Мы чокнулись чарками (в моей был зелёный чай), погружаясь каждый в собственные размышления на эту тему. Нет, что ни говори, а всё-таки хорошо иметь понимающего твои затруднения друга, пусть даже встречи с ним заканчиваются "войной на окороках" или, в лучшем случае, разбитым любимым кувшином прабабушки.
- Почему? Ну вот почему они такие? - риторически недоумевал мой друг, свирепо отрывая от копчёной утки очередное крылышко. - Женщины!
- У мужчин свои недостатки... - заметил я, не удержавшись от тактичного взгляда в сторону стола, больше всего напоминающего поле брани на следующее утро после ожесточённой битвы.
Правда была в том, что благодаря нашем жёнам и дочкам нынешние сражения ограничивались лишь обеденными столами, где вместо крови лилось вино из разбитого кувшина - и хотя бы даже душа болела порой куда сильнее, чем раненое тело, мне всё равно казалось, что лучше так, чем физическая бойня.

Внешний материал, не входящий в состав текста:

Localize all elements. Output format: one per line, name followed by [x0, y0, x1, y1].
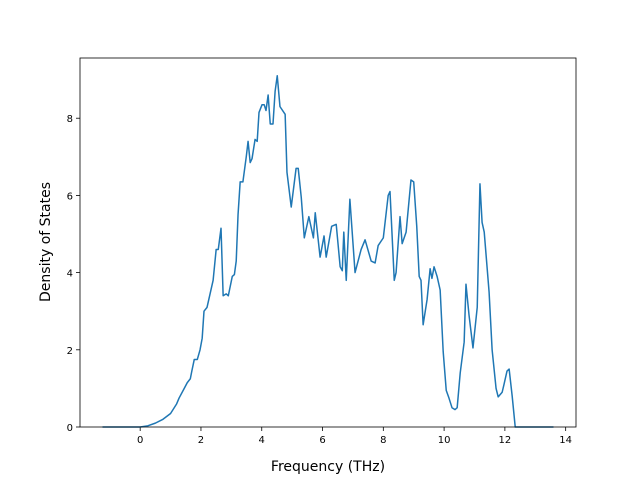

Я рад был жить среди такого количества женщин. А вот моему другу, имеющему пока что только одну дочку, ещё предстояло этому научиться.
- А я ведь говорил тебе чаще играть с ней в куклы, когда она была маленькой, - не удержался я. - А ты всё: "не мужское это занятие", "не мужское"...
Вытащив из шкафа старую куклу одной из моих дочек, наряженную в красивое платье, я протянул её ему.
- Посади её на подоконник, чтобы она напоминала твоей дочке, если ей станется проходить где-то рядом, о том, что ты всегда ждёшь её обратно, - посоветовал я, уворачиваясь от глиняной ручки, отбившейся от кувшина, которую мой друг, за неимением окорока, занёс над моей многострадальной головой.
- Да я!.. Да она!.. Да ты сам!.. - кипятился он.
Но я знал, что рано или поздно он всё равно именно так и сделает.
После того, как он ушёл, я ещё долго убирался в надежде скрыть от жены трагедию прабабушкиного кувшина (хотя, по совести сказать, никогда не видел особого смысла в хранении вещей вековой давности), а потом сидел возле раскрытого окна, слушая шелест листьев. Недолго мне, видимо, оставалось наслаждаться покоем: вот подрастёт мой сын - и снова начнётся привычное, разве что на этот раз я смогу, если получится, оставаться наблюдателем.
Тихо бывало в моём доме тогда, когда все дочки из него сбегали, оставляя меня молча плакать в объятиях моей грозной жены, громко - когда они возвращались, чтобы снова со мной спорить и не соглашаться... Но всё равно я был в нём счастлив.